Stolz und Vorurteil

Von Ayse K. Arslanoglu

Stolz und Vorurteil

Markierungspolitiken in den Gender Studies und anderswo

Die aktuelle Ausschreibung für Seminare im Rahmen der Gender Studies an der Humboldt-Universität zu Berlin verlangt von Bewerber_innen „Angaben zur aktiven Auseinandersetzung (Schlüsselkompetenzen) mit rassistischer Privilegierung und Benachteiligung im Kontext struktureller Ausschlüsse“. Darin verdichtet sich eine institutionalisierte Benennungspraxis, deren begründete Herkunft wir beschreiben und auf deren ambivalente Wirkungen wir aufmerksam machen möchten. Da solche Markierungspolitiken auch außerhalb der Universität in der queer-feministischen Linken auftauchen, meinen wir, dass es an der Zeit ist, eine erneute Debatte über neu-alte Formen von Identitäts – politiken zu führen.

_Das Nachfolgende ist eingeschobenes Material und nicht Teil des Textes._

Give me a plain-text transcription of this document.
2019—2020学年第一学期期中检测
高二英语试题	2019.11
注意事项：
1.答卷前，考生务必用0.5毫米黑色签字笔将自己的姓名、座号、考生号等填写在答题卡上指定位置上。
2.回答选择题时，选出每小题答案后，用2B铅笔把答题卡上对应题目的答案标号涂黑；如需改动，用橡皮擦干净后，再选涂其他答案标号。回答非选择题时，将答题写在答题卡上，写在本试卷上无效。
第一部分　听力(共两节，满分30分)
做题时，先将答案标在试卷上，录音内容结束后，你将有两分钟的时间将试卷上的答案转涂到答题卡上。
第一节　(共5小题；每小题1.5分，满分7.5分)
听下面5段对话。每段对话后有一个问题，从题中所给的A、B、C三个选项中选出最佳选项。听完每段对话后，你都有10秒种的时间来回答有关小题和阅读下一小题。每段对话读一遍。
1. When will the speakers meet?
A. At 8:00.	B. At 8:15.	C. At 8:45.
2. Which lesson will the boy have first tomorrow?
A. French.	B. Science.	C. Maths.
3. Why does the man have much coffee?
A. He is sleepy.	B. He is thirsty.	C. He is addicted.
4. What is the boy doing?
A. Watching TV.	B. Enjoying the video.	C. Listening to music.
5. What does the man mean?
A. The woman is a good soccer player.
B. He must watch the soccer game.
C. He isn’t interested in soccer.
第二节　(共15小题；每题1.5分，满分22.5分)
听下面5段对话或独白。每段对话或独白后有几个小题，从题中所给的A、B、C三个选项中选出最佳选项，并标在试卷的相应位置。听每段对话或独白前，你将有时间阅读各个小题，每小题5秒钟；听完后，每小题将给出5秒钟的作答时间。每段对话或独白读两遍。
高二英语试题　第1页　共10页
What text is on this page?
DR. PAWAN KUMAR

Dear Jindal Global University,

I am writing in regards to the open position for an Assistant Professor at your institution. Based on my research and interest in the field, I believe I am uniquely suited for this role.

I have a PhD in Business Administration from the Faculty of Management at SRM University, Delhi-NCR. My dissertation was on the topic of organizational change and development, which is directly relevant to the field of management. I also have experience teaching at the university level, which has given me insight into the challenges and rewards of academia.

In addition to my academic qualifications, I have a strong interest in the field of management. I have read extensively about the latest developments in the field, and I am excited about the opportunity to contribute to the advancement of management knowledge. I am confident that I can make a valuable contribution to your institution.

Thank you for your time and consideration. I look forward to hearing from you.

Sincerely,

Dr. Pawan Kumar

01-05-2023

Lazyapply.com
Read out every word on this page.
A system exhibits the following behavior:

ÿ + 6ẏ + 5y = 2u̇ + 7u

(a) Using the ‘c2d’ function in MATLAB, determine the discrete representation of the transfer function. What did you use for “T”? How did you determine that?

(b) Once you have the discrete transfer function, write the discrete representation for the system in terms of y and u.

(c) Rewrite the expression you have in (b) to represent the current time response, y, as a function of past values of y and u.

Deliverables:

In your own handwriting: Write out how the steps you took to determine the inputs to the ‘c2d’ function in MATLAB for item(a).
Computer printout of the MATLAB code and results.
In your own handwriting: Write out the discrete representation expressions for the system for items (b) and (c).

Die Kämpfe der Gender Studies

Die in der Ausschreibung formulierte Forderung folgt zunächst einem politischen Begehren: Strukturellen Ausschlüssen soll institutionell etwas entgegengesetzt werden. Dies motivierte nicht zuletzt das Projekt der Gender Studies selbst, das vor dem Hintergrund der feministischen und schwul-lesbischen Kämpfe in den 1990er Jahren an deutschen Universitäten etabliert wurde. Über Politiken der Institutionalisierung lässt sich streiten. Jedoch ist der Versuch, strukturelle Ungleichheiten anhand sozialer Kategorisierungen von Geschlecht und kulturellen Vorstellungen von Geschlechtlichkeit(en) zu analysieren und als Perspektive in den Kanon der Wissenschaften einzubringen, ein emanzipatorisches Anliegen und gehört zu den großen Verdiensten der Gender Studies. Genauso wichtig war und ist die Erweiterung der wissenschaftlichen Gegenstandsbereiche durch die Thematisierung anderer gesellschaftlicher Diskriminierungsformen. Dazu gehört auch die Einsicht, dass sich soziale Diskriminierungen qua Differenzkategorien wie race, Klasse und Geschlecht kulturell wie strukturell wechselseitig ergänzen und miteinander verschränkt sind, was inzwischen im deutschen Kontext oftmals unter dem Stichwort „Intersektionalität“ (aus dem Englischen: intersection = Kreuzung) gelabelt wird.